Kangkungan réalisé par Mike De Leon et sorti en 2019 :
Ce petit clip politique de 5 minutes est sorti à l’occasion des élections en 2019 et est à charge contre le président Rodrigo Duterte. Il s’agit d’un impressionnant exercice de style pour Mike De Leon qui, au-delà du discours militant très prononcé, propose une lecture politique de son pays mise en parallèle à sa filmographie. Il ne s’agit pas tant pour le cinéaste d’éclairer sa propre filmographie passée au regard d’événements contemporains, que d’éclairer la situation politique contemporaine des Philippines en tentant de réactiver une certaine mémoire historique à travers une trace de cette histoire présente dans ses propres films. Puisqu’une majorité de sa filmographie est sortie pendant la dictature de Marcos et qu’il établit, à travers ce clip, un lien politique et idéologique très clair entre le dictateur et Rodrigo Duterte. On ne peut qu’apprécier ce très court clip étant à la fois d’une efficacité militante radicale et d’une grande richesse esthétique.
Never Again réalisé par Mike De Leon et sorti en 2022 :
Il s’agit ici d’un nouveau clip politique de 2 minutes qui cette fois-ci ne s’attaque pas à Duterte mais plus directement à la famille du dictateur Marcos se rapprochant alors dangereusement du pouvoir (et qui finira par l’obtenir la même année). La forme est cependant bien moins élaborée et recherchée : l’on est plus proche, dans la forme, du vidéo-reportage web que du véritable court-métrage. Le document reste tout de même intéressant pour le témoignage qu’il porte sur la situation politique de son pays.

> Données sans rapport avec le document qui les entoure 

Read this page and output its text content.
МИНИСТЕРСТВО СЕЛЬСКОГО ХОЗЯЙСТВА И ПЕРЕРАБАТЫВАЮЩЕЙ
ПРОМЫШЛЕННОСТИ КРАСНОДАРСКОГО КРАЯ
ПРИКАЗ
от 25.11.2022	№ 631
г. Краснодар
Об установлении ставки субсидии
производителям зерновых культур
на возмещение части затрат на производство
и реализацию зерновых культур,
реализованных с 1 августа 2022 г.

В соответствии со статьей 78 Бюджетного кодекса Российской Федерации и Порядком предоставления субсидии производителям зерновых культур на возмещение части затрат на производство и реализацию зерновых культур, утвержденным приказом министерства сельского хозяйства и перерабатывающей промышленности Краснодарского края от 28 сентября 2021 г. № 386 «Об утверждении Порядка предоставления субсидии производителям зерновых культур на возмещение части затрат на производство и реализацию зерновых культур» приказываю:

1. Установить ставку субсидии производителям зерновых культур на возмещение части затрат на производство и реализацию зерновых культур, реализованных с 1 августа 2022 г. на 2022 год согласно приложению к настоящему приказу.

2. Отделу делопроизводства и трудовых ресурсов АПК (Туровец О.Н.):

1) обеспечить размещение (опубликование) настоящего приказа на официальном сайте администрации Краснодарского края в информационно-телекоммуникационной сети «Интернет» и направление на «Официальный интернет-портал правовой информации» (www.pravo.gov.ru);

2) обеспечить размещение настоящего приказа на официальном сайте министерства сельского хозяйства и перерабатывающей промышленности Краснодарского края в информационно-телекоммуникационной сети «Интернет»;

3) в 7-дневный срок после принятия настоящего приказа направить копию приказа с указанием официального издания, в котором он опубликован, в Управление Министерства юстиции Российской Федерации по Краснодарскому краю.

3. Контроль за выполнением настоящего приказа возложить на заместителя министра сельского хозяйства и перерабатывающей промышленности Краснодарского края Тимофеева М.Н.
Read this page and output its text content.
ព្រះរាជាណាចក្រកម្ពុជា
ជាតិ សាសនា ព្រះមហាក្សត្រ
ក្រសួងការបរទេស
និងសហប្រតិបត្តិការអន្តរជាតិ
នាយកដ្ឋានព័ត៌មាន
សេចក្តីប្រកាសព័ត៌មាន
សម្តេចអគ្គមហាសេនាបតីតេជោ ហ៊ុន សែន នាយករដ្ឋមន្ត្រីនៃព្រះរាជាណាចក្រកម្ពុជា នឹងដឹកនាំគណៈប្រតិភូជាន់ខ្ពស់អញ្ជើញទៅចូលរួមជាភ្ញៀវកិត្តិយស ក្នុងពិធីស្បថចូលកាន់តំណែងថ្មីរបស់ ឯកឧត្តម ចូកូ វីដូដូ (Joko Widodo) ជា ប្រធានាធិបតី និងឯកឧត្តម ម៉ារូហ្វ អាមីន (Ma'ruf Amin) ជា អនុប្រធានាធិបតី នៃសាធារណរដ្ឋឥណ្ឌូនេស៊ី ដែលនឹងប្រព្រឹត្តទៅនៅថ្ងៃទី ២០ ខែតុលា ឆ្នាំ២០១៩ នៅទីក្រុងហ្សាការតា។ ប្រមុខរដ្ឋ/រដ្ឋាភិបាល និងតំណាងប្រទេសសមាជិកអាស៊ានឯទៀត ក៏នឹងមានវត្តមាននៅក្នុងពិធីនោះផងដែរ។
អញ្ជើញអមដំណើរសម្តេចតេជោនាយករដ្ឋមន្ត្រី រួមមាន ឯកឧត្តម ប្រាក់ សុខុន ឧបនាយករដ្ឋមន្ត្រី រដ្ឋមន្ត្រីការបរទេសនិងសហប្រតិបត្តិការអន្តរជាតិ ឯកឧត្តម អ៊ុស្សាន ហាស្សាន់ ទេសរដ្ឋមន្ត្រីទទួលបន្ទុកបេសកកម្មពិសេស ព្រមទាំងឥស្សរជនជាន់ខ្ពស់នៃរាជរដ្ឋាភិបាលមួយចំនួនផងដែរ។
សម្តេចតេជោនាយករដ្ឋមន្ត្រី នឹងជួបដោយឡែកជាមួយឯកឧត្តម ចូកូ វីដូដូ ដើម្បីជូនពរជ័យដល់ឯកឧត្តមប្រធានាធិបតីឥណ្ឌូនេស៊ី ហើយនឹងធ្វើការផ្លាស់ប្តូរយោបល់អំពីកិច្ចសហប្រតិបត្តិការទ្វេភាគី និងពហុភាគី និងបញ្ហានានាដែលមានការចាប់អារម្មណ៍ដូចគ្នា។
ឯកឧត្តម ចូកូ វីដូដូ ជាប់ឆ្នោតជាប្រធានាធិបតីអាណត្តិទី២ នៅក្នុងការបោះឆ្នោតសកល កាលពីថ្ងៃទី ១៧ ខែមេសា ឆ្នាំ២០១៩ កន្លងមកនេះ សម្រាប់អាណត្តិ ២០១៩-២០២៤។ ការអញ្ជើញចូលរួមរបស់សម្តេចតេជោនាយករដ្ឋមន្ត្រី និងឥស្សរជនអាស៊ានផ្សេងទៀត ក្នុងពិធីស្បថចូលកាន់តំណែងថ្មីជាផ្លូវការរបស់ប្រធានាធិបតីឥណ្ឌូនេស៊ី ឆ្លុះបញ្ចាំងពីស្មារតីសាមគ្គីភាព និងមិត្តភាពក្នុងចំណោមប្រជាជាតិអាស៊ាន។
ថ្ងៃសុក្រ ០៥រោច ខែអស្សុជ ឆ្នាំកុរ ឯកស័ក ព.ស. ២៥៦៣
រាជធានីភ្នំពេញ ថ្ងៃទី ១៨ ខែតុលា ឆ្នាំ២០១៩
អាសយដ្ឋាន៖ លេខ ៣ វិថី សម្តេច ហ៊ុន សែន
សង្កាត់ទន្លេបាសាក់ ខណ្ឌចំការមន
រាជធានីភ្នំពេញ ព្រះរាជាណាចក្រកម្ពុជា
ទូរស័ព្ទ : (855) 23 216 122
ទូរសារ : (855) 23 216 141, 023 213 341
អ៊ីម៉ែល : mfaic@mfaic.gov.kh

Livret accompagnant le coffret et rédigé par Charles Tesson :
Ce petit livret est un accompagnateur précieux à la filmographie du cinéaste. L’universitaire et critique Charles Tesson nous apporte un contexte rare sur le cinéma philippin, le réalisateur et la place qu’il tient dans le paysage cinématographique national, tout comme il rédige un court texte pour chaque long-métrage permettant d’en compléter le visionnage. De nombreuses images de tournages et des films accompagnent le texte. Si l’ouvrage n’est qu’une mise en bouche de par son aspect ultra-synthétique, il reste une bonne ouverture à la filmographie du cinéaste tout comme un point d’entrée très accessible au cinéma philippin.
Thibaut Das Neves
Portrait de l’artiste philippin de Lamberto V. Avellana. Philippines. 1965. Et autres bonus disponibles dans le coffret Blu-Ray Mike De Leon en 8 films – Portrait d’un cinéaste philippin le 21/03/2023 chez Carlotta Films.